ISLAMABAD: “He is a busy man”, Pakistan Prime Minister Imran Khan has said curtly about Joe Biden, expressing his disappointment over US President’s reluctance to contact him since coming into office in January this year.
During an interview to CNN on Wednesday from his private Bani Gala residence in Islamabad, Khan admitted that he had not spoken to President Biden since the collapse of the Afghan government.
When asked why Biden hadn’t called him since coming into office, the premier curtly said: “He is a busy man” and later said Biden should be asked “why he is too busy to call”.
Khan’s remarks came days after US Secretary of State Antony Blinken during a Congressional hearing indicated that Pakistan was involved in harbouring members of the Taliban, including the militants of the dreaded Haqqani Network.
“I think you’re very right to point at the role that Pakistan has played throughout the past 20 years and even before it. It is one that has involved hedging its bets constantly about the future of Afghanistan. It’s one that’s involved harbouring members of the Taliban, including the Haqqanis,” Blinken said while responding to a specific question from Democratic Congressman Bill Keating who alleged that Pakistan played an active and by so many accounts a negative role in Afghan affairs for decades.
And so, there are a number of things that have come into play.
It has a multiplicity of interests, some that are in clear conflict with ours.
“When it comes to Afghanistan, it’s focused, of course, as well on India and the role that India is playing in Afghanistan,” Blinken said.
This is not the first time that Prime Minister Khan has expressed his disappointment over Biden’s reluctance to contact him.
During an interaction with foreign journalists at his residence in August, Prime Minister Khan had said that he was not really “waiting” for a phone call from President Biden.
“I keep hearing that President Biden hasn’t called me.
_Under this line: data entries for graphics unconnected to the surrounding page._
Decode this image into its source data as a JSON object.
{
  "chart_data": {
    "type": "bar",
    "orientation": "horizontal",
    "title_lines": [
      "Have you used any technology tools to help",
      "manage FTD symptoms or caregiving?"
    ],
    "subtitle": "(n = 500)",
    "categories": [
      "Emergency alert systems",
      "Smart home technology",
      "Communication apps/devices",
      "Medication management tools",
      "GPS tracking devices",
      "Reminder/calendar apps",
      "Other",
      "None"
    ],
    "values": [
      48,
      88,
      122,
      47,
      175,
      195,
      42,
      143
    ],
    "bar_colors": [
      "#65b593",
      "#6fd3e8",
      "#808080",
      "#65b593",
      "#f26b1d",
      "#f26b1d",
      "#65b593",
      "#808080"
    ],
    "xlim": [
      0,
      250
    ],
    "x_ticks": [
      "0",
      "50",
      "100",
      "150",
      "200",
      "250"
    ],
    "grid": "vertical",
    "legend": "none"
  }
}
It’s his business. It’s not like I am waiting for any phone call,” he had said in response to a question.
Khan, who had congratulated President Biden on his inauguration and expressed his desire to work with the new American administration to deepen bilateral ties, had said that Washington sees Pakistan as “useful” only for clearing the “mess” it has left behind in Afghanistan after 20 years of fighting and prefers India when it comes to forming a “strategic partnership”.
During his interview with CNN, Khan said Pakistan’s relationship with the US is not just dependent on a phone call, it needs to be a multidimensional one.
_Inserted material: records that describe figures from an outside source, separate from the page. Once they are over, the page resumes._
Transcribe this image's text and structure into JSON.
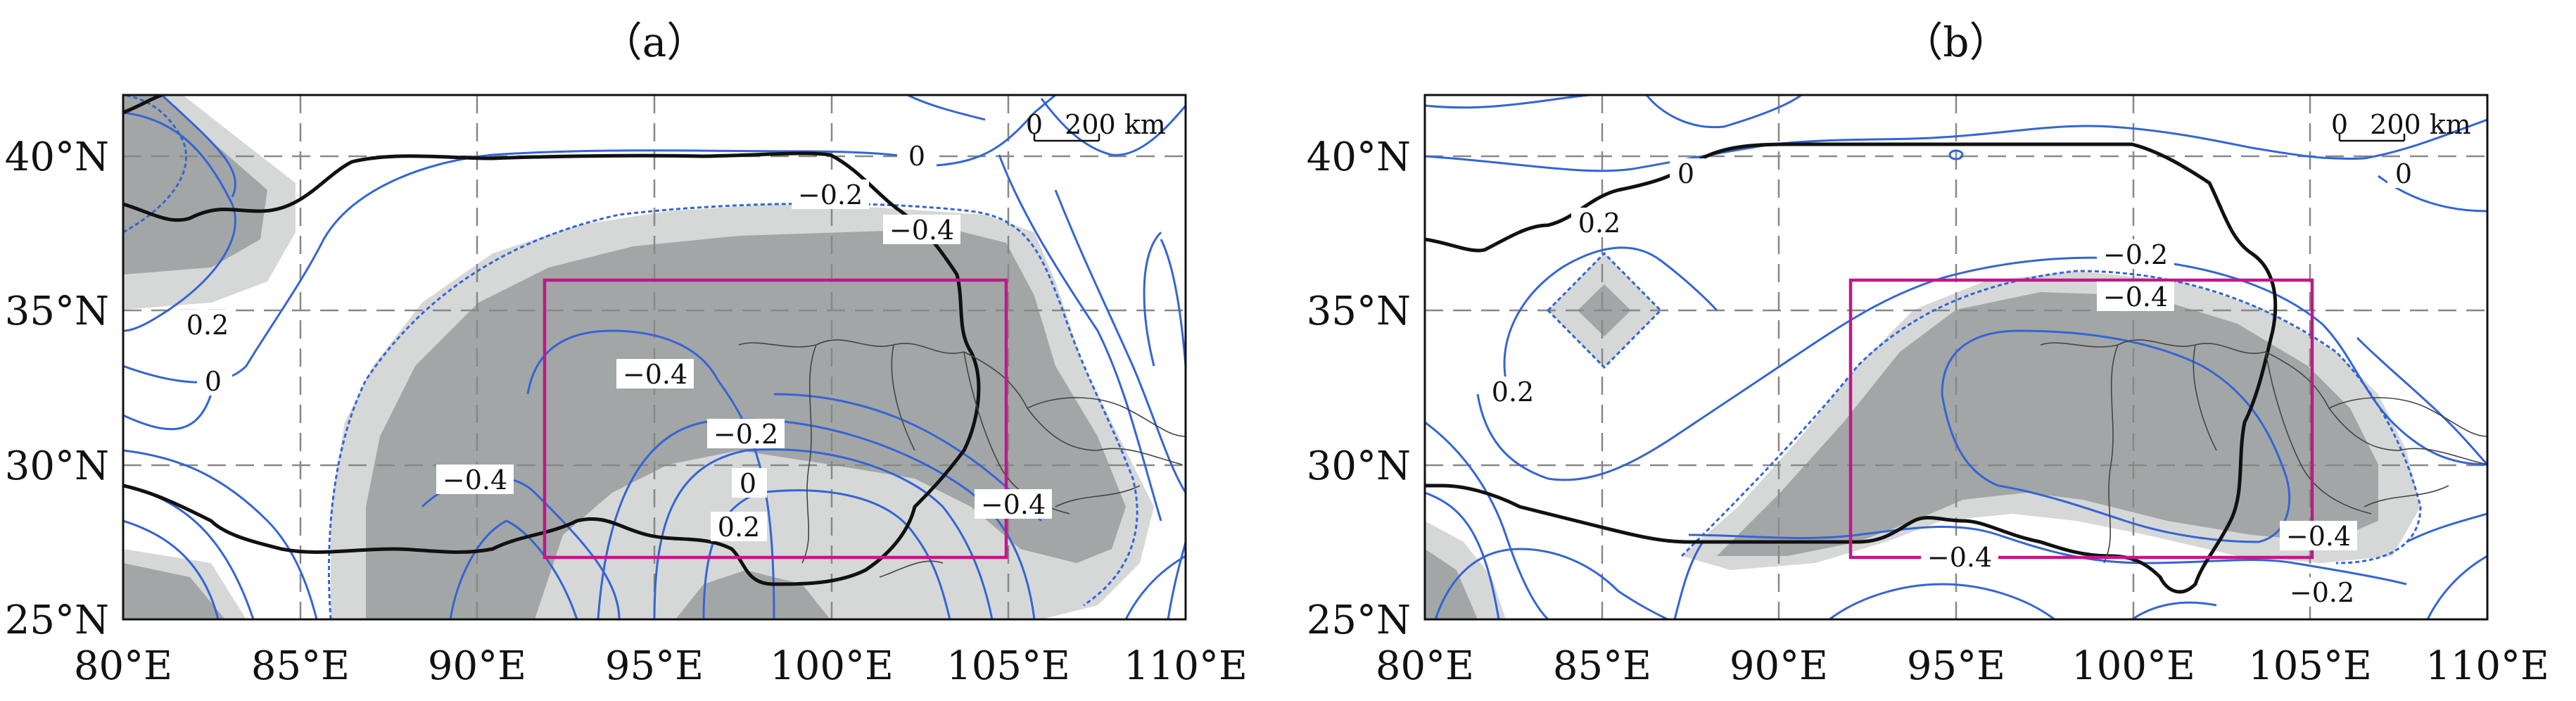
{
  "panels": [
    {
      "title": "（a）",
      "scalebar": {
        "zero": "0",
        "label": "200 km"
      },
      "contour_labels": [
        "0",
        "−0.2",
        "−0.4",
        "0.2",
        "0",
        "−0.4",
        "−0.2",
        "0",
        "−0.4",
        "0.2",
        "−0.4"
      ]
    },
    {
      "title": "（b）",
      "scalebar": {
        "zero": "0",
        "label": "200 km"
      },
      "contour_labels": [
        "0",
        "0.2",
        "0",
        "−0.2",
        "−0.4",
        "0.2",
        "−0.4",
        "−0.4",
        "−0.2"
      ]
    }
  ],
  "x_ticks": [
    "80°E",
    "85°E",
    "90°E",
    "95°E",
    "100°E",
    "105°E",
    "110°E"
  ],
  "y_ticks": [
    "40°N",
    "35°N",
    "30°N",
    "25°N"
  ],
  "colors": {
    "shade_dark": "#a3a6a6",
    "shade_light": "#d6d8d8",
    "contour": "#3465d4",
    "boundary": "#111111",
    "box": "#c0188a",
    "grid": "#888888"
  }
}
That’s something Khan said he doesn’t feel Pakistan enjoyed during the US’ 20 year war in Afghanistan.
“We (Pakistan) were like a hired gun,” Khan said.
“We were supposed to make them (the US) win the war in Afghanistan, which we never could.”
Khan also said he repeatedly warned US officials that America could not achieve its objectives militarily, and would “be stuck there.”
He said the US should have attempted a political settlement with the Taliban from a “position of strength,” at the height of its presence in Afghanistan, not as it was withdrawing.
The US-Pakistan relationship has witnessed ups and downs over the past decade.
The ties nose-dived after the US killed al-Qaeda leader Osama bin Laden at his hideout in Pakistan in a covert raid in May 2011.
Biden’s predecessor Donald Trump had briefly suspended roughly USD 1 billion in US security aid to Pakistan and publicly accused Pakistani officials of “lies and deceit” for purportedly providing a base for the Taliban and other militant groups to carry out attacks across the border in Afghanistan.
Islamabad is unhappy that Biden has not spoken to Prime Minister Khan since he assumed the presidency in January.
Pakistan’s National Security Adviser Moeed Yusuf has also expressed disappointment over President Biden’s reluctance to contact Prime Minister Khan despite considering Islamabad as an important country in some critical issues like Afghanistan.
Yousuf also said that Islamabad has other “options” if the American leader continues to ignore the country’s leadership.
The US State Department, however, had assured Islamabad that Washington recognises Pakistan’s vital role in restoring peace in Afghanistan and wants Islamabad to play that role.